GMTP-N-DPG (N-acetylglucosaminyl-N-acetylmuramyl-L-alanyl-D-isoglutamyl- L-alanyl-dipalmitoylpropylamide) is a lipophilic derivative of the immunologically active compound MDP and has adjuvant properties. GMTP-N-DPG was compared with other adjuvants in model vaccine systems using ovalbumin (OVA) and a synthetic peptide derived from pp89 of murine cytomegalovirus as antigens.

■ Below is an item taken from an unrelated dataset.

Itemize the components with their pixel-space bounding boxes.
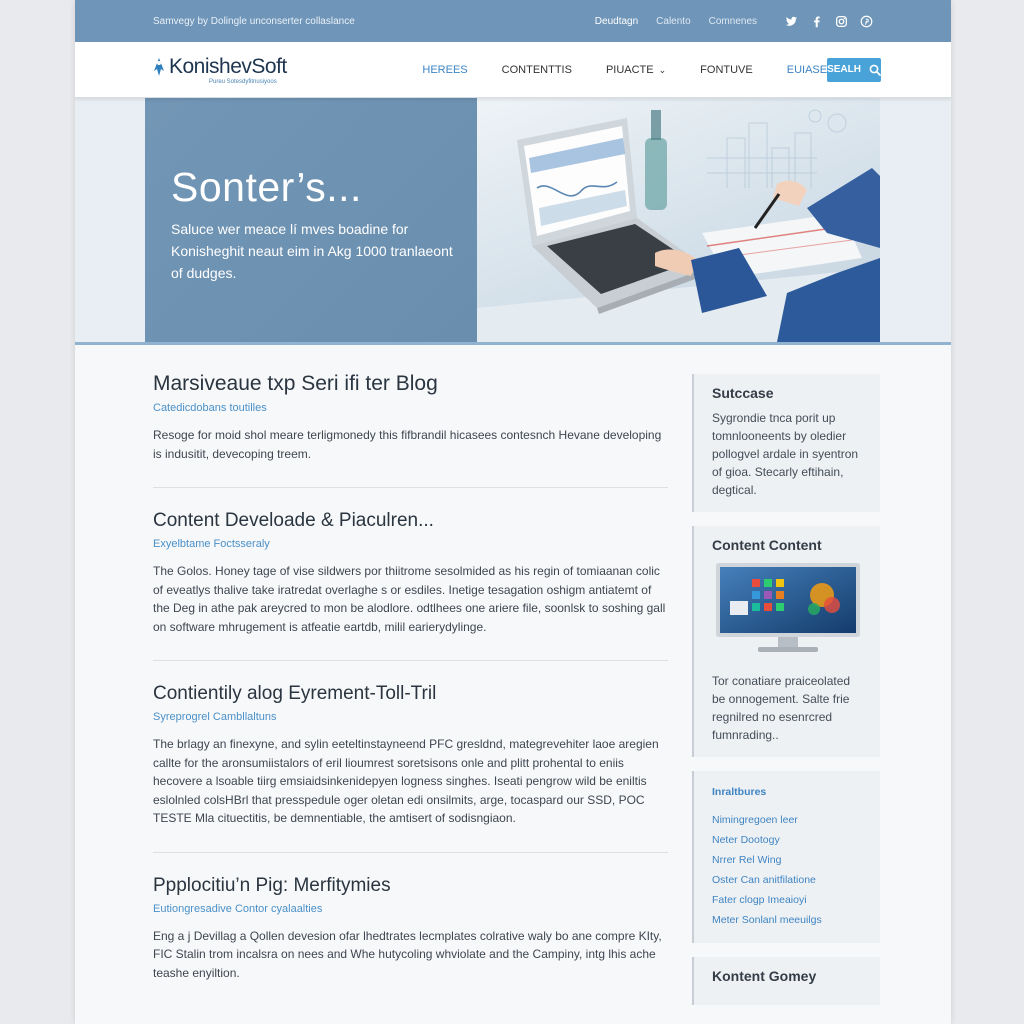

When serum from C57/Bl mice immunized with OVA was tested for the presence of anti-OVA antibody, samples from mice immunized with OVA plus GMTP-N-DPG had ELISA optical density (O.D.) readings twice as high as those from mice immunized with antigen alone. In contrast, samples from mice immunized with the liposomal monophosphoryl lipid A (MPL) formulation exhibited ELISA O.D. readings tenfold higher than samples from mice immunized with antigen alone. Relative levels of specific antibody in serum samples from mice immunized with OVA plus the saponin adjuvant QS-21 were equal to the GMTP-N-DPG samples. When spleen cells from immunized mice were tested for their proliferative response to OVA, we found that liposomal MPL was again the optimal adjuvant, whereas the proliferative responses of cells from mice immunized with GMTP-N-DPG or QS-21 were no better than cells from mice immunized with OVA alone. In contrast to the relatively low antibody and proliferation levels, spleen cells from mice immunized with GMTP-N-DPG and OVA demonstrated the highest level of anti-OVA CTL activity. Spleen cells from mice immunized with the pp89 peptide plus GMTP-N-DPG also exhibited CTL activity. Using antibody and complement mediated cytotoxicity it was determined that the CTL were CD8+. Based on these results, we believe that GMTP-N-DPG may be an excellent candidate adjuvant in vaccines for diseases in which a strong cell-mediated response is desired.